I think the sides overall are clear although given this is the first introduction to the underlying processes of git short of pull and checkout participants have maybe some real-world analogy would help to clarify for some participants. I like the use of illustrations but I know from the past as a participant that I never really 'got' git until I had done a much more interactive first-principles approach to how it works, maybe that is just me.

Are we assuming any knowledge that we shouldn’t be? Where should we add background info?

I don't think so, you mention within the slides that Git is quite esoteric at times and has been built to do things that 99% of users will very rarely have to do. Relating back to the previous section may be a none code example (wrapping presents putting them under a tree etc) would be a useful thing to add given some of our participants have no experience of code beyond the typical scientific programming.

Is the structure of the lesson engaging?

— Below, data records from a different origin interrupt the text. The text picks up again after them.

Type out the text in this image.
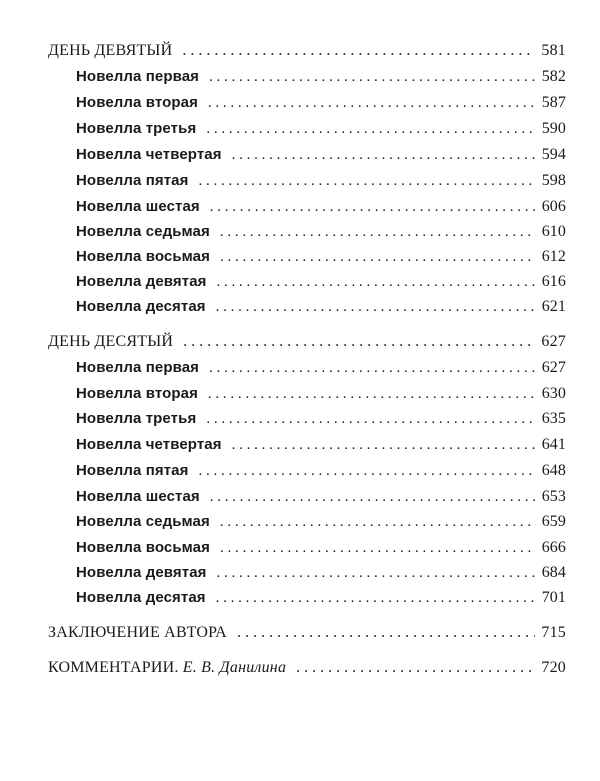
ДЕНЬ ДЕВЯТЫЙ . . .	581
Новелла первая . . .	582
Новелла вторая . . .	587
Новелла третья . . .	590
Новелла четвертая . . .	594
Новелла пятая . . .	598
Новелла шестая . . .	606
Новелла седьмая . . .	610
Новелла восьмая . . .	612
Новелла девятая . . .	616
Новелла десятая . . .	621
ДЕНЬ ДЕСЯТЫЙ . . .	627
Новелла первая . . .	627
Новелла вторая . . .	630
Новелла третья . . .	635
Новелла четвертая . . .	641
Новелла пятая . . .	648
Новелла шестая . . .	653
Новелла седьмая . . .	659
Новелла восьмая . . .	666
Новелла девятая . . .	684
Новелла десятая . . .	701
ЗАКЛЮЧЕНИЕ АВТОРА . . .	715
КОММЕНТАРИИ. Е. В. Данилина . . .	720
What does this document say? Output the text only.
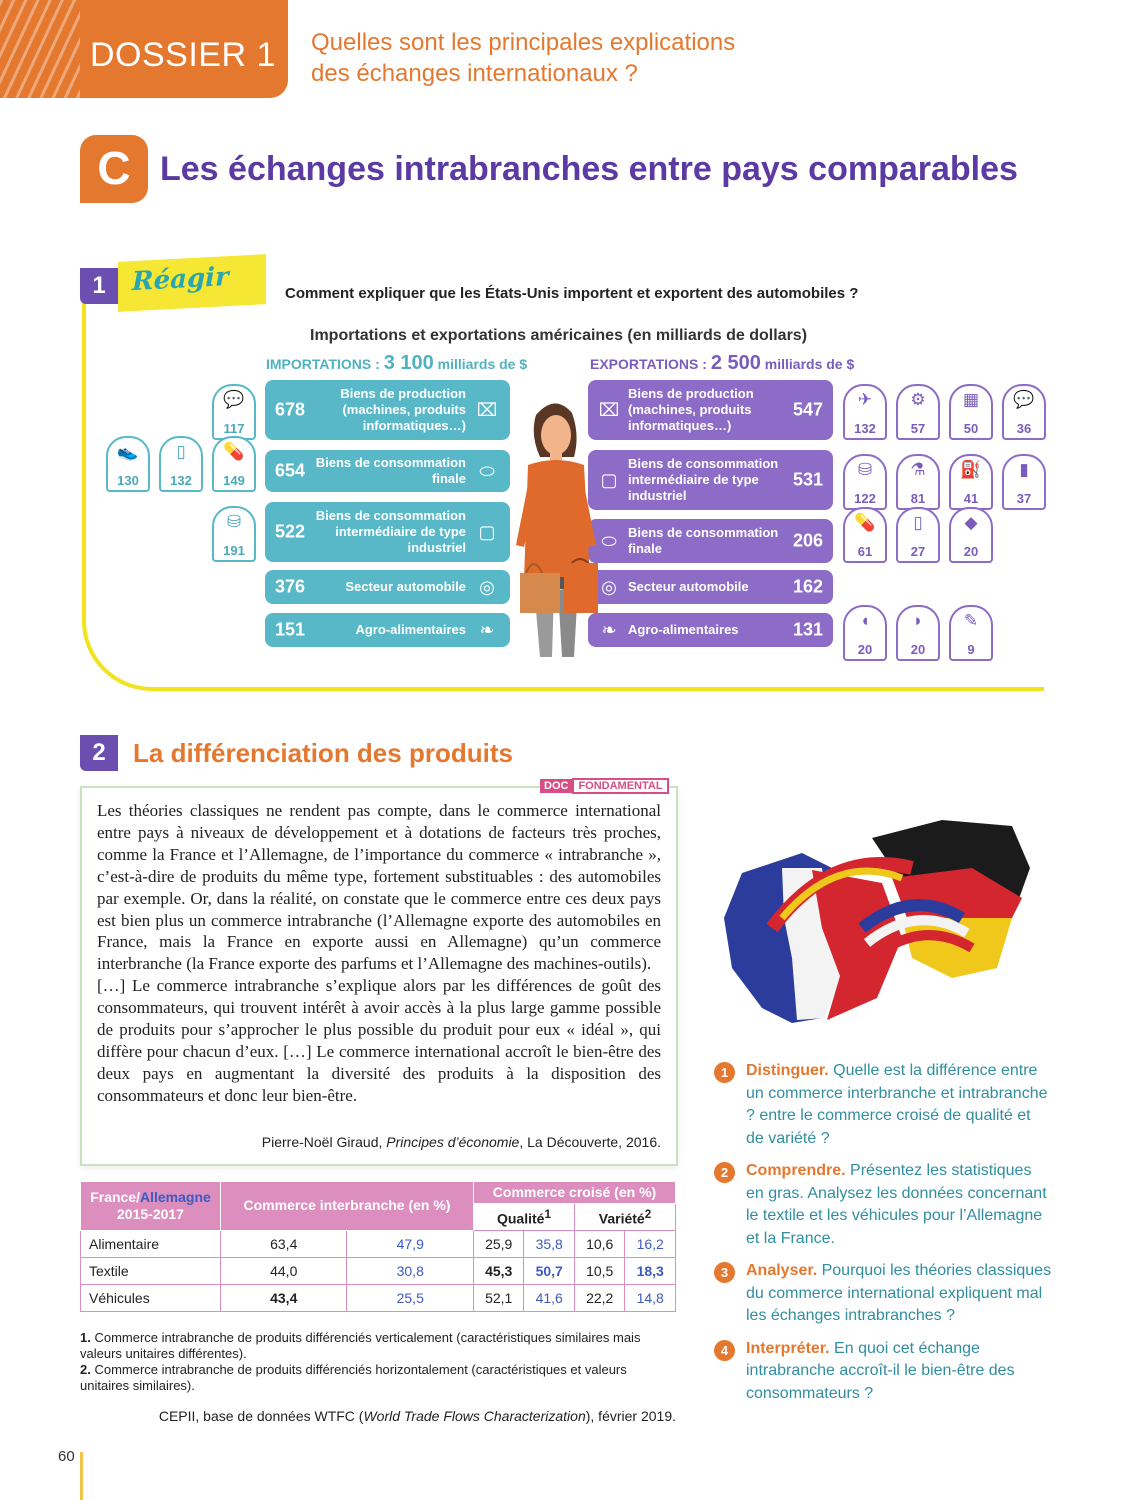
DOSSIER 1 Quelles sont les principales explications
des échanges internationaux ?
C Les échanges intrabranches entre pays comparables
Réagir
1	Comment expliquer que les États-Unis importent et exportent des automobiles ?
Importations et exportations américaines (en milliards de dollars)
IMPORTATIONS : 3 100 milliards de $	EXPORTATIONS : 2 500 milliards de $
678
Biens de production (machines, produits informatiques…)
⌧
💬
117
654 Biens de consommation finale ⬭
👟
130
▯
132
💊
149
522
Biens de consommation intermédiaire de type industriel
▢
⛁
191
376	Secteur automobile ◎
151	Agro-alimentaires ❧
547
Biens de production (machines, produits informatiques…)
⌧
✈
132
⚙
57
▦
50
💬
36
531
Biens de consommation intermédiaire de type industriel
▢
⛁
122
⚗
81
⛽
41
▮
37
206
Biens de consommation finale
⬭
💊
61
▯
27
◆
20
162
Secteur automobile
◎
131
Agro-alimentaires
❧	◖
20
◗
20
✎
9
2	La différenciation des produits
DOC FONDAMENTAL

Les théories classiques ne rendent pas compte, dans le commerce international entre pays à niveaux de développement et à dotations de facteurs très proches, comme la France et l’Allemagne, de l’importance du commerce « intrabranche », c’est-à-dire de produits du même type, fortement substituables : des automobiles par exemple. Or, dans la réalité, on constate que le commerce entre ces deux pays est bien plus un commerce intrabranche (l’Allemagne exporte des automobiles en France, mais la France en exporte aussi en Allemagne) qu’un commerce interbranche (la France exporte des parfums et l’Allemagne des machines-outils).

[…] Le commerce intrabranche s’explique alors par les différences de goût des consommateurs, qui trouvent intérêt à avoir accès à la plus large gamme possible de produits pour s’approcher le plus possible du produit pour eux « idéal », qui diffère pour chacun d’eux. […] Le commerce international accroît le bien-être des deux pays en augmentant la diversité des produits à la disposition des consommateurs et donc leur bien-être.

Pierre-Noël Giraud, Principes d’économie, La Découverte, 2016.
France/Allemagne
2015-2017	Commerce interbranche (en %)		Commerce croisé (en %)			
			Qualité$^1$		Variété$^2$
Alimentaire	63,4	47,9	25,9	35,8	10,6	16,2
Textile	44,0	30,8	45,3	50,7	10,5	18,3
Véhicules	43,4	25,5	52,1	41,6	22,2	14,8
1. Commerce intrabranche de produits différenciés verticalement (caractéristiques similaires mais valeurs unitaires différentes).
2. Commerce intrabranche de produits différenciés horizontalement (caractéristiques et valeurs unitaires similaires).
CEPII, base de données WTFC (World Trade Flows Characterization), février 2019.
1	Distinguer. Quelle est la différence entre un commerce interbranche et intrabranche ? entre le commerce croisé de qualité et de variété ?
2	Comprendre. Présentez les statistiques en gras. Analysez les données concernant le textile et les véhicules pour l’Allemagne et la France.
3	Analyser. Pourquoi les théories classiques du commerce international expliquent mal les échanges intrabranches ?
4	Interpréter. En quoi cet échange intrabranche accroît-il le bien-être des consommateurs ?
60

Are there any parts that are unnecessary/boring/too long?

It is engaging although I strongly suspect we could be achieving the same learning outcomes with a more interactive session I would maybe like a little more discussion as to things like pull vs fetch and merge etc because I think that really helps to understand what is actually going on during a pull (and occasionally things break in a way that you will need to do it old school). I have some ideas for interactivity but we can discuss these offline :)

how much time did it takes you to complete the assignments? Keeping in mind that most participants will likely take more time than you, how much time should we suggest that participants spend on each activity?

This is a difficult one to answer really as I am very familiar with the processes and mechanics of git with each example really not taking long at all because I knew. I suspect 3-5 minutes an example is probably a reasonable time for someone with limited exposure to git.

@sblunt are you doing a demo of Git in the gitflow section now? If so, probably don't need to also have a demo here.

Yeah I am planning to do a demo of git in the gitflow lesson (just making a commit from vs code)

Ok, I'll do a short command line demo just to show some basic commands, but I'd still like to focus on the theory here, because having a mental model of how git works is useful to troubleshot git issues on your own.